The German offensive was about taking back the port of Antwerp, the allied taking of which had greatly increased the ability to bring in the cargo needed to support the vast allied armies. Had the Germans been able to make their timetables, they might have retaken Antwerp and cut our available resources. Since the virtual starvation diet caused by supply bottlenecks (and by Monty) hadn't stopped US forces from rolling right up to Germany, it's difficult to believe that it would have done more than delay the end of the war.
The reason crossroads were important was that the movement of the German vehicles would be bottled up. Those German tanks were really nice, but the roads in France were still largely unimproved, making large formations difficult at best to move to a common destination.

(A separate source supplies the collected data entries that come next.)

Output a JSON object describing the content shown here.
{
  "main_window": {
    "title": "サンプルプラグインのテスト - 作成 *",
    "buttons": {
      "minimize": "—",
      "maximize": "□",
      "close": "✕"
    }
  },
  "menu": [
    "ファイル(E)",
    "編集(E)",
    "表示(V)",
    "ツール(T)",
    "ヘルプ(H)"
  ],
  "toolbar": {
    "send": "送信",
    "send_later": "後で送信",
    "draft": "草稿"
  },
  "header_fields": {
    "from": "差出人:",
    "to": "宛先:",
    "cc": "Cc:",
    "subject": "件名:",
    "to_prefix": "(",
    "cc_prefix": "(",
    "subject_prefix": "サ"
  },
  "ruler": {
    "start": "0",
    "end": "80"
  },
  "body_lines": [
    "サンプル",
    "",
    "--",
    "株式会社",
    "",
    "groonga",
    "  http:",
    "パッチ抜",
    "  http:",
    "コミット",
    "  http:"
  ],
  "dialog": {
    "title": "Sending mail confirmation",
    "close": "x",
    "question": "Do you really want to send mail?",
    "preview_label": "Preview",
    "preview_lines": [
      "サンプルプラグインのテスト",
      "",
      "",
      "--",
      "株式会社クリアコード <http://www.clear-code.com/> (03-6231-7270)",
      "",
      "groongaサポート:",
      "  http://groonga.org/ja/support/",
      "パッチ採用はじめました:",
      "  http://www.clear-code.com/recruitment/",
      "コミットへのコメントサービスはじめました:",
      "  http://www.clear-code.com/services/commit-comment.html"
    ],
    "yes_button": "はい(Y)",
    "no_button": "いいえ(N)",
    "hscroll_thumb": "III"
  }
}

The US Sherman tank, by contrast, for all its supposed problems, was almost ideally suited for war in France -- it was fast and narrow, could slide through hedgerow lanes and those crooked narrow medieval streets in the scenic (or formerly scenic) villages, and take basically any road or cowpath, making it possible to arrive at objectives with massive numerical superiority.
Some time ago I read an anecdote -- a German tank commander had been captured, and was grousing about how his tank was the equal of ten Shermans. The GI guarding him shifted the cigarette in his mouth and said, "that's why we brought eleven."
The Germans couldn’t have won in The Bulge. Once the skies cleared they were done for. And the fact that the Bulge really resembled a funnel in that the farther the Germans penetrated, the narrower their front became. What’s truly stupid, if I may say so, is how Eisenhower chose to counter attack. Much the same as six months before in the Falasie Pocket in France where the Germans were surrounded and virtually annihilated they found themselves in a similar situation in The Ardennes. The Germans seemed to have a positive talent for creating salients . And anyone who knows enough about military tactics knows a salient in your enemy’s line can be a dangerous thing.
Basically the Germans had pushed aside Bradley’s First Army
to the north and Patton’s Third Army to the south. Eisenhower could simply have ordered Patton to attack to the north and Bradly to attack south and cut the Germans off. Instead he chose a frontal assault that, ironically caused more American casualties then initial German assault.